I ran to the parenting bookstore and picked up a promising-sounding volume with the words "gentle" and "weaning" in the title. Due to minutiae of childhood development and various theories about attachment, the authors advised to not even bother trying between the ages of 12 and 18 months. Some kids wean themselves, and the rest should be indulged until they're older.
I listened in wonder to friends' stories of uneventful dénouements to the breastfeeding relationship, or ones that the child initiated. "She broke up with me," one friend said, slightly wistfully, of her daughter.
As my little one passed the year-and-a-half mark, the demand for the breast only became more insistent and more frequent. Although she had mastered the word "Mommy" by now, she had begun to use "booby" in the vocative. My breasts were my name.
I was starting to feel embarrassed about being tackled and undressed as soon as I picked her up from daycare, while the other children ran up to their parents for clothed hugs.
The last straw was our winter holiday.

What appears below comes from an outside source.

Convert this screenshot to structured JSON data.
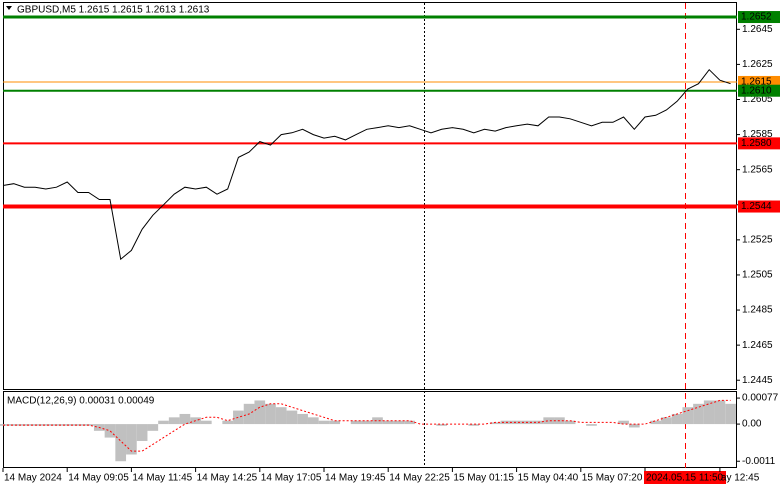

Booby all through the seven-hour plane ride. Booby all through the jet-lagged nights. Booby in elegant cafés and on picturesque Alpine perches. I thought this kid would never let go. Despondent, I began to resign myself to another sudden severing of the breast connection.
In the end, we didn't have to separate: we muscled through a gradual reduction in feedings and I felt good about giving her alternative comforts and avoiding subterfuge. We got down to three times a day, and then two.
But the morning and bedtime feeds were sacred. She was wild with indignation at having them retracted, knowing full well that I was in the house. I second-guessed myself, wondering if ripping the Band-Aid off would have been better after all. By the second hour of hearing her scream "BOO-BY!!!", her little toddler brain frantically searching for less ambiguous words, I seriously considered going back to unlimited feeding.
The texture of these difficult moments is not captured by the ideological advocacy of breastfeeding, nor by its detractors. Feeding another human being from your body is an intimate relationship. It's not a calculation about proteins and antibodies, or a theoretical reflection on women's role in contemporary society. It is the ecstatic fulfillment of emotional and physical union, and then the slow, largely non-verbal process of negotiating boundaries, moving from total attachment to tentative new independence.
Last week I breastfed my second child for the last time. I don't feel guilty, but nor do I feel exactly empowered. As a feminist I believe that women should have meaningful choices about their bodies and be supported whatever they choose. Nobody tells you that sometimes the arc of the breastfeeding relationship just isn't up to you.